# Comfort & Sound Pack



## Alan Sl (Nov 11, 2009)

Hi

Would appreciate if any member could advise if a TT can be ordered with just the comfort and sound pack, or must it be ordered in combination with the technology pack.

Thanks


----------



## Arbalest (Feb 27, 2015)

Alan, Comfort & Sound pack can definitely be ordered on its own and in my view is well worth considering for the B&O
sound system as well as the climate control. Not a fan of the Tech pack and personally would not recommend it unless you must have Sat Nav or are very 'tech' minded.


----------



## Alan Sl (Nov 11, 2009)

Arbalest said:


> Alan, Comfort & Sound pack can definitely be ordered on its own and in my view is well worth considering for the B&O
> sound system as well as the climate control. Not a fan of the Tech pack and personally would not recommend it unless you must have Sat Nav or are very 'tech' minded.
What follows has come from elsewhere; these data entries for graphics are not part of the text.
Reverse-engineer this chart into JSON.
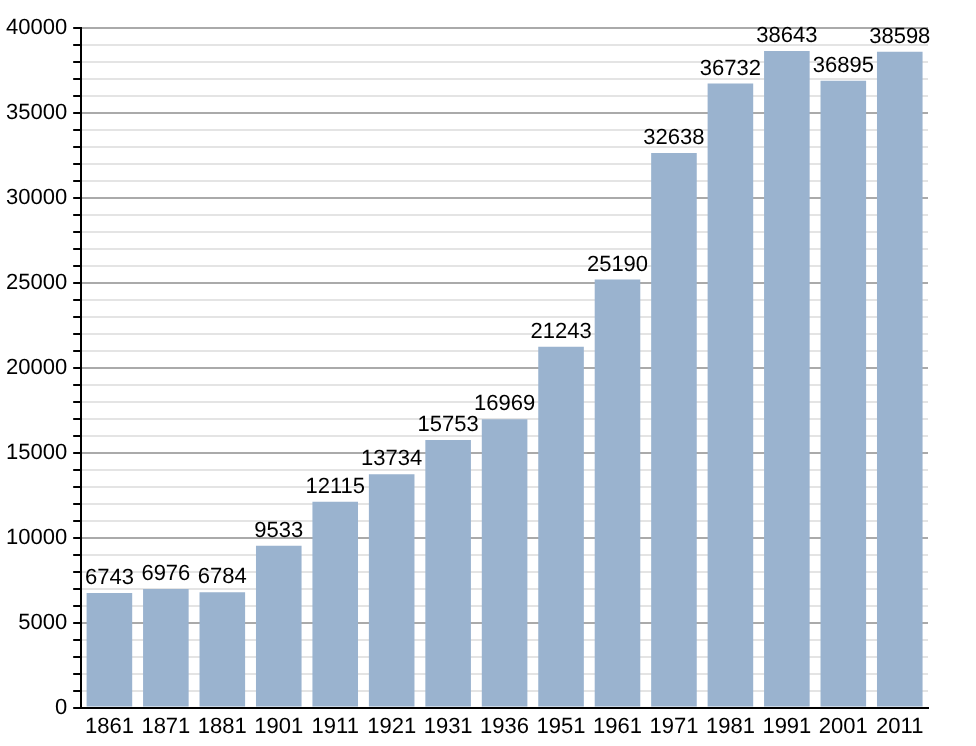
{
  "chart_data": {
    "type": "bar",
    "categories": [
      "1861",
      "1871",
      "1881",
      "1901",
      "1911",
      "1921",
      "1931",
      "1936",
      "1951",
      "1961",
      "1971",
      "1981",
      "1991",
      "2001",
      "2011"
    ],
    "values": [
      6743,
      6976,
      6784,
      9533,
      12115,
      13734,
      15753,
      16969,
      21243,
      25190,
      32638,
      36732,
      38643,
      36895,
      38598
    ],
    "color": "#9ab3cf",
    "ylim": [
      0,
      40000
    ],
    "yticks": [
      0,
      {
        "value": 1000,
        "label": null
      },
      {
        "value": 2000,
        "label": null
      },
      {
        "value": 3000,
        "label": null
      },
      {
        "value": 4000,
        "label": null
      },
      5000,
      {
        "value": 6000,
        "label": null
      },
      {
        "value": 7000,
        "label": null
      },
      {
        "value": 8000,
        "label": null
      },
      {
        "value": 9000,
        "label": null
      },
      10000,
      {
        "value": 11000,
        "label": null
      },
      {
        "value": 12000,
        "label": null
      },
      {
        "value": 13000,
        "label": null
      },
      {
        "value": 14000,
        "label": null
      },
      15000,
      {
        "value": 16000,
        "label": null
      },
      {
        "value": 17000,
        "label": null
      },
      {
        "value": 18000,
        "label": null
      },
      {
        "value": 19000,
        "label": null
      },
      20000,
      {
        "value": 21000,
        "label": null
      },
      {
        "value": 22000,
        "label": null
      },
      {
        "value": 23000,
        "label": null
      },
      {
        "value": 24000,
        "label": null
      },
      25000,
      {
        "value": 26000,
        "label": null
      },
      {
        "value": 27000,
        "label": null
      },
      {
        "value": 28000,
        "label": null
      },
      {
        "value": 29000,
        "label": null
      },
      30000,
      {
        "value": 31000,
        "label": null
      },
      {
        "value": 32000,
        "label": null
      },
      {
        "value": 33000,
        "label": null
      },
      {
        "value": 34000,
        "label": null
      },
      35000,
      {
        "value": 36000,
        "label": null
      },
      {
        "value": 37000,
        "label": null
      },
      {
        "value": 38000,
        "label": null
      },
      {
        "value": 39000,
        "label": null
      },
      40000
    ],
    "grid": "y",
    "data_labels": true,
    "legend": false
  }
}
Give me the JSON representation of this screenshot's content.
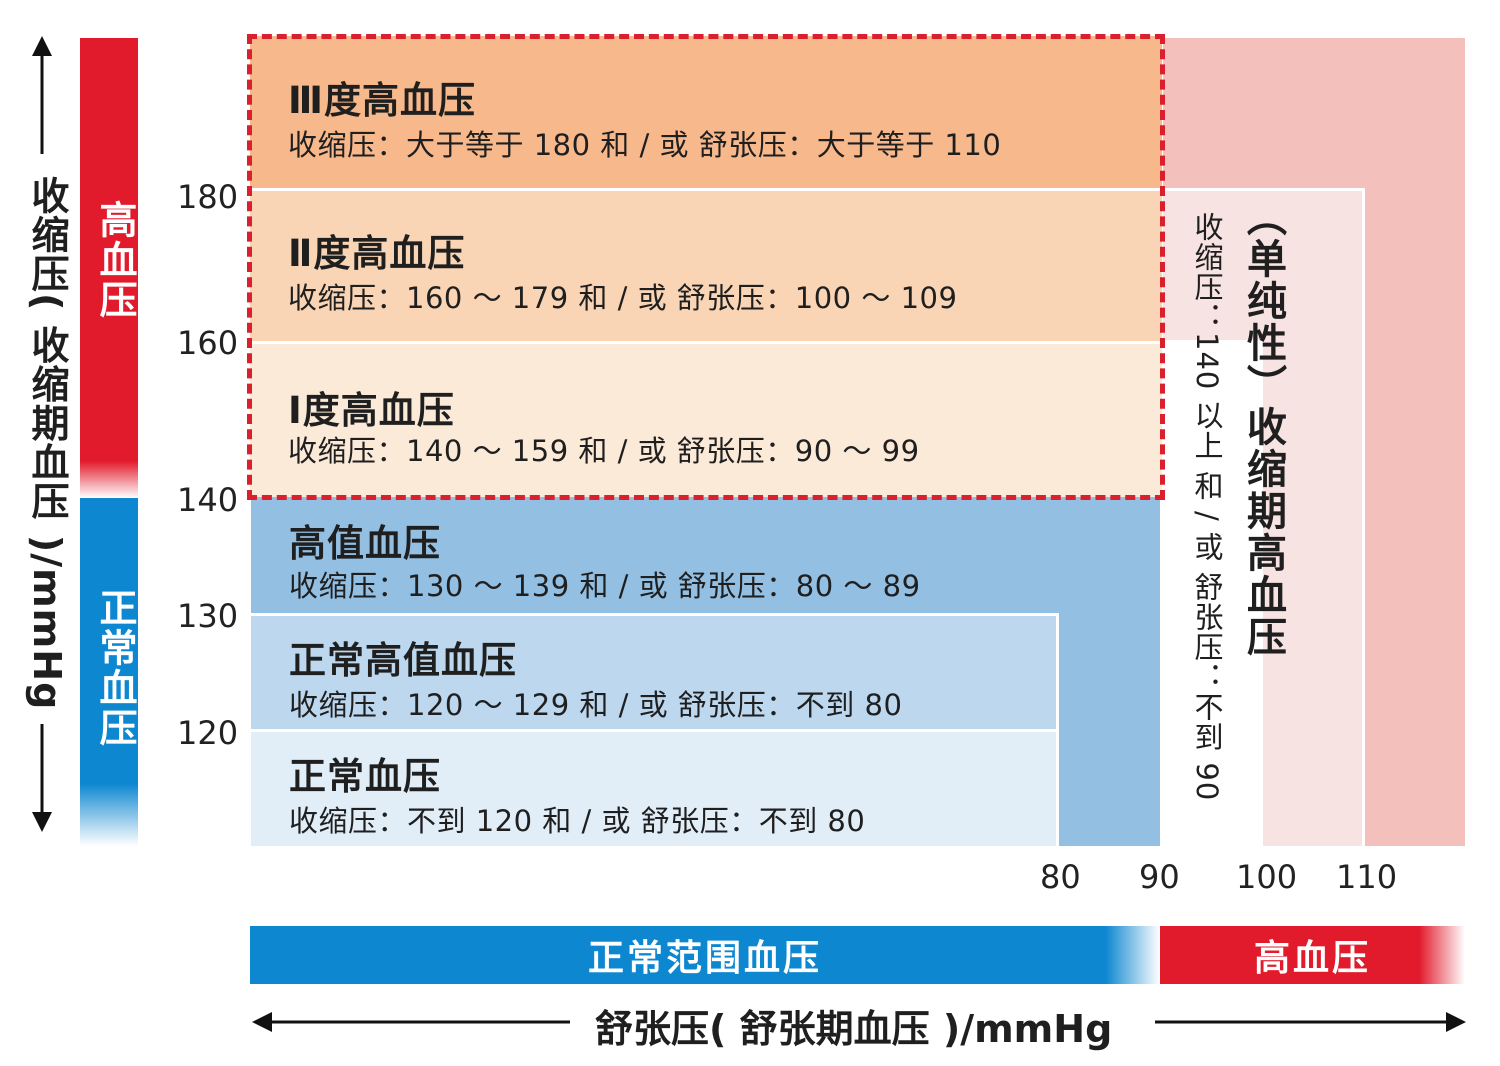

Brilliant, thanks for the info- the answer I was hoping for. I agree that the package is worth considering I am also not a fan of the tech pack.

Thank you


----------



## Gren (Jul 25, 2002)

Comfort and sound pack only here..... and a smartphone


----------



## Mr R (Mar 1, 2015)

Same here. [smiley=thumbsup.gif]


----------



## deeve (Apr 5, 2004)

Comfort and Sound pack with the B&O is definitely worth having IMO
I also have the tech pack which is great if an expensive option. Its tethered to my phone and does pretty much everything except Streetview which seems to need a data sim


----------



## stumardy (Oct 25, 2009)

Yeah the tech pack is great!


----------



## jryoung (Feb 8, 2015)

Hi, well, if you can configure it as such on the audi configurator (which I believe you can), then you can order that configuration


----------



## BumBum_BumBum (Mar 10, 2015)

deeve said:


> ...except Streetview which seems to need a data sim


Nope. SV works perfectly fine through tethering - data is data! You have to zoom below 30m and do it in a streetview available area. Should work no problem.


----------



## deeve (Apr 5, 2004)

BumBum_BumBum said:


> deeve said:
> 
> 
> > ...except Streetview which seems to need a data sim
> ...


Trying telling that to my iPhone 4 :? 
With a sim, no problem.


----------



## Audiphil (Oct 23, 2012)

The Tech and Sound Pack are both good, the B&O is much better than the Bose.

Sent from my iPad using Tapatalk


----------



## BumBum_BumBum (Mar 10, 2015)

deeve said:


> Trying telling that to my iPhone 4 :?
> With a sim, no problem.


Well that doesn't make any sense. What sort of error, if any, are you getting? Perhaps there's just a long delay as the system loads through what is, at best, a 3G connection? Should still be more than sufficient for street view! Very strange.


----------



## Leegaryhall (Aug 21, 2011)

Hi all,
How do i tether my TT to my iPhone 6 to enable use of Audi connect/ Google sat nav etc?
I was using a prepaid data sim but it has expired and I hardly used any data.
Don't see the point in paying for data when I can use my phones data, but I didn't think you could do this with iPhones?


----------



## deeve (Apr 5, 2004)

Check out this thread. 
viewtopic.php?f=98&t=1142802
As my post, I cant get data, ie, Google earth, news etc, and a load of stuff I dont need, But I did try a data sim and everything popped up without a problem.


----------